Born Robert Alan, in L.A., in 1946, this man is none other than the lead guitarist of the rock band The Doors. He’s co-penned songs like “Light My Fire”, “Love Me Two Times”, “Touch Me” and “Love Her Madly.” Despite being a relative late-comer to the band, he certainly contributed to the band’s unique sound. Did you know he was schooled in jazz and flamenco?
A self-taught guitarist, Krieger was later taught by Asian American scholar Frank Chin to play the flamenco guitar. During a break over Christmas, Krieger had a chance to experiment with a number of genres, including flamenco, folk, blues, and jazz! His knowledge of these genres was crucial to his part in The Doors – when he joined them, they didn’t have a rhythm guitar or bassist.
Eddie Van Halen
Dutch-American musician, songwriter, and producer Eddie Van Halen is undoubtedly one of the most remarkable guitarists of his time. The main songwriter and co-founder (alongside brother and drummer Alex Van Halen, Mark Stone, and David Lee Roth) of the American hard rock band, Van Halen. Born in Amsterdam in 1955, this pioneer of rock music was born to a father who was himself a clarinetist, saxophonist, and pianist. No wonder, it runs in his blood! His middle name, “Lodewijk” is the Dutch equivalent of “Ludwig” – and yep, you guessed it, he was named after the esteemed composer Ludwig van Beethoven.
As for his guitar-playing style, well, it was anything but classical. His unique pick-holding style sees him gripping it with his middle finger and thumb (as opposed to the traditional index-thumb combination), which allows him to drag his fingers across the strings. Some artists have likened this to sounding like he’s added another instrument to the mix. Tracks like “Eruption,” “Ain’t Talking ‘Bout Love” and “Hot for Teacher”, not to mention “Jump”, really have made rock history. And apparently, only when played by Van Halen. Mike McCready of Pearl Jam once said of Van Halen “You can play the things he’s written, but there’s an ‘X-factor’ that you can’t get.” Well said!
“The King of the Slide Guitar”, music critics and guitarists all know that anyone who puts a slide on their guitar owes Elmore James a debt. His lick defined blues rock, with his stylistic, swooping, full-octave opening figure on the slide guitar becoming a signature move. The Mississippi-born guitarist practically invented blues rock, and with unparalleled intensity, the multi-instrumentalist was set to become a star. He started with the “diddley bow” before progressing to the guitar.

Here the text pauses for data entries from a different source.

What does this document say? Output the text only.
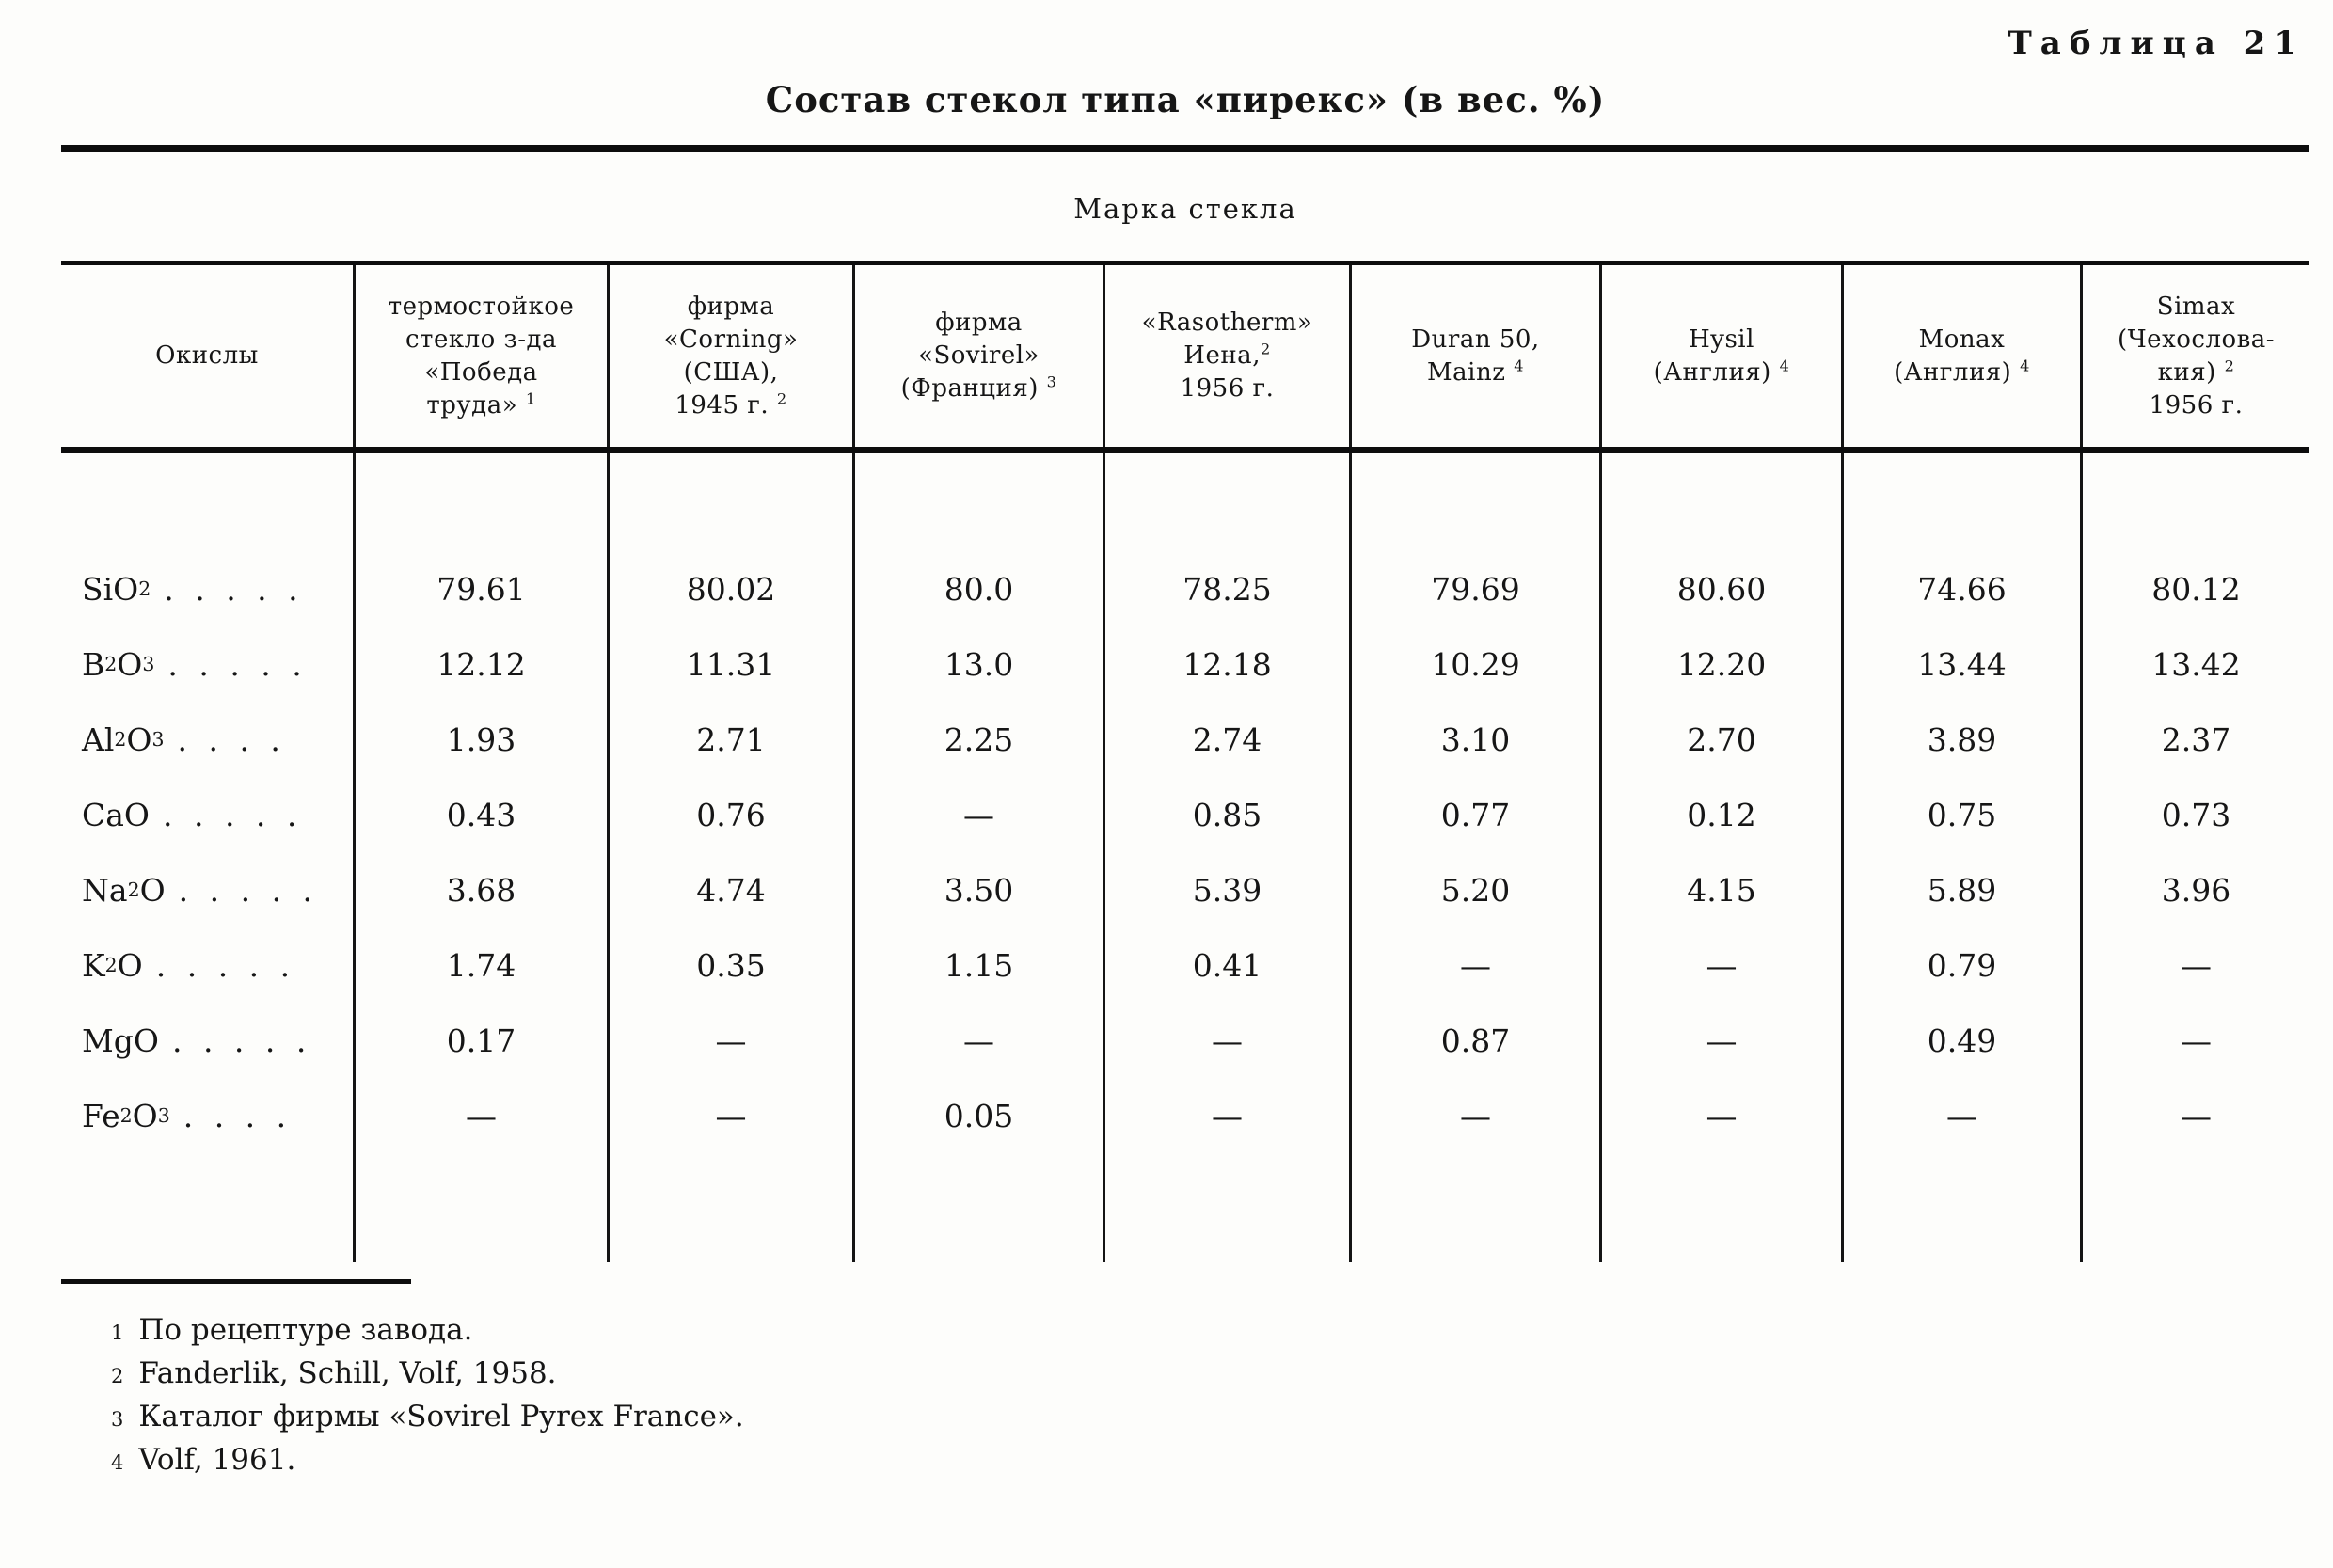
Таблица 21
Состав стекол типа «пирекс» (в вес. %)
Марка стекла
Окислы
термостойкое
стекло з-да
«Победа
труда» $^1$
фирма
«Corning»
(США),
1945 г. $^2$
фирма
«Sovirel»
(Франция) $^3$
«Rasotherm»
Иена,$^2$
1956 г.
Duran 50,
Mainz $^4$
Hysil
(Англия) $^4$
Monax
(Англия) $^4$
Simax
(Чехослова-
кия) $^2$
1956 г.
SiO 2 . . . . .
B 2 O 3 . . . . .
Al 2 O 3 . . . .
CaO . . . . .
Na 2 O . . . . .
K 2 O . . . . .
MgO . . . . .
Fe 2 O 3 . . . .
79.61
12.12
1.93
0.43
3.68
1.74
0.17
—
80.02
11.31
2.71
0.76
4.74
0.35
—
—
80.0
13.0
2.25
—
3.50
1.15
—
0.05
78.25
12.18
2.74
0.85
5.39
0.41
—
—
79.69
10.29
3.10
0.77
5.20
—
0.87
—
80.60
12.20
2.70
0.12
4.15
—
—
—
74.66
13.44
3.89
0.75
5.89
0.79
0.49
—
80.12
13.42
2.37
0.73
3.96
—
—
—
1 По рецептуре завода.
2 Fanderlik, Schill, Volf, 1958.
3 Каталог фирмы «Sovirel Pyrex France».
4 Volf, 1961.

His playing style influenced many musicians – one guitarist once said they practiced his signature slide until his fingers bled – it was at this point he realized that James, in fact, used a slide. Classics by way of James include the blues songs “Shake Your Money Maker,” “Talk to Me Baby,” “It Hurts Me Too” and “The Sky Is Crying.”
Born in Gainesville, Florida on October 20, 1950, the late lead singer of Tom Petty and the Heartbreakers brought some experience to the band, having led Mudcrutch, and also being a member of the 1980s supergroup, The Traveling Wilburys. He sold over 80 million records worldwide, and his band was inducted into the Rock and Roll Hall of Fame in 2002. And, they’ve got a star on the Hollywood Walk of Fame!
But while he led the band, we should definitely give a shout-out to the lead guitarist of the group, Mike Campbell. Known for his simple style, the guitarist is known for never using ten notes if only a couple could do the job just as well. Sure, Petty was good on the guitar, but when he released his first solo album, Full Moon Fever, he actually got Campbell to jump in and record the solos!
Anthony Frank Iommi is next up on our list, and he’s rock royalty. The English guitarist, songwriter, and producer was formerly the lead guitarist and one of the founding members of the heavy metal band, Black Sabbath. Here’s something we bet you didn’t know about Iommi: when he was seventeen he lost the tips of his middle and ring fingers in an accident, which would forever affect his playing style. But Iommi adapted, with this “handicap” in fact contributing to a style unique to him.
He was instrumental in bringing heavy metal to the world, but he also provided a twist on the genre. He wanted to add a little style, slowing the typically fast and rocked-up style of music. Songs like “Iron Man”, “Children of the Grave”, “Paranoid” and “N.I.B.” are iconic.